Soboroff, a former president of the Los Angeles Board of Police Commissioners, said that his run on the police commission taught him one thing about collecting: “Everything is a fake until it’s proven real. I didn’t trust anything. I had to have three sources that showed me it was real, such as a photo, a letter from the family, a typescript match, original documentation. I call it forensics.”
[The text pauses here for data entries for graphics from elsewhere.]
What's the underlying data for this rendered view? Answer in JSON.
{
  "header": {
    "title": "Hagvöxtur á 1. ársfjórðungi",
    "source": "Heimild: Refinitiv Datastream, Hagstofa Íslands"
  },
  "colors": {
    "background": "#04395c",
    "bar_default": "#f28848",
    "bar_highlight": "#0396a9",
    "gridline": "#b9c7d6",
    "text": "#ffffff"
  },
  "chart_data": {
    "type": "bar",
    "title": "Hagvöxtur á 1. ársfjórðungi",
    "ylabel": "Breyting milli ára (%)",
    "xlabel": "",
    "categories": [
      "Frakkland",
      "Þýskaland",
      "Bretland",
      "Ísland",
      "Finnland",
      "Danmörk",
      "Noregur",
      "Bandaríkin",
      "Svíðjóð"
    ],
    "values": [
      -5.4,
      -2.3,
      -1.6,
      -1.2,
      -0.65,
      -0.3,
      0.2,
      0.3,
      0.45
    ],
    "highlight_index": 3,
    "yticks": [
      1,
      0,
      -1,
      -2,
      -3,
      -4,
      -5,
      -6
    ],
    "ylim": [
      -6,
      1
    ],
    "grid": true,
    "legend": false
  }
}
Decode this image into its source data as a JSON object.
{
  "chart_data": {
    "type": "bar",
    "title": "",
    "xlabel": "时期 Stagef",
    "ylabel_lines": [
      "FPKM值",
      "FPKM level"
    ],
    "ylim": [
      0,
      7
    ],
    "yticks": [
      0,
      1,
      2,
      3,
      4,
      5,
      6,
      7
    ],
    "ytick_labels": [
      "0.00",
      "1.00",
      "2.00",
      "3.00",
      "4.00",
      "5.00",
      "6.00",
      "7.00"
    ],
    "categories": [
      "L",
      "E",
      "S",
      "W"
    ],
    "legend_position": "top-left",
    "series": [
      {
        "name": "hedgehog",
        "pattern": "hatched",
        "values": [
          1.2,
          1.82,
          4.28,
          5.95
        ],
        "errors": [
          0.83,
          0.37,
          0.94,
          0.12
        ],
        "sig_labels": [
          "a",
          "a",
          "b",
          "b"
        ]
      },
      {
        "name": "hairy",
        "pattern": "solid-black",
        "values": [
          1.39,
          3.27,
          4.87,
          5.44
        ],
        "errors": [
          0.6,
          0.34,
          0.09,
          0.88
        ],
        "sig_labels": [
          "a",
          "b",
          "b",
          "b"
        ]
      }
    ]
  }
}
Soboroff also had one rule as he filled out his collection - the typewriters had to belong to people who appeared on the cover of Time. The only one of the 33 in this auction that breaks the rule is the 1887 Crandall New Model. Named after its inventor, Lucien S. Crandall, it’s among the most beautiful in Soboroff’s collection and was bought because of its significance and condition.
Highlights include:
- Jack London’s 1902 Bar-Lock #10, made by the Columbia Typewriter Manufacturing Company, with separate keys for lower and upper case letters, no exclamation point and a 2WBMRN rather than QWERTY layout
- Ernest Hemingway’s 1926 Underwood Standard used to write his letters from Finca Vigía, his estate near Havana
- Tennessee Williams’ 1936 Corona Junior, purchased while he was attending Washington University in St. Louis, and probably used to write his first play, Battle of Angels
- E.M. Forster’s Oliver Standard Visible Writer No. 3, intriguing since Forster disliked machines of any kind
- the 1939 Corona Standard Barbra Streisand’s character gifts to Robert Redford’s writer in The Way We Were
“They’ve become part of my identity, something no one else in the world did, and I was lucky enough to be recognized for it,” Soboroff says of his decision to auction this assemblage of writing machines. “But every time I saw them in my study, I said, ‘This is not right.’ That led me to this point, and I hope the people lucky enough to get them will celebrate them more than I can. I believe these typewriters belong to the world.”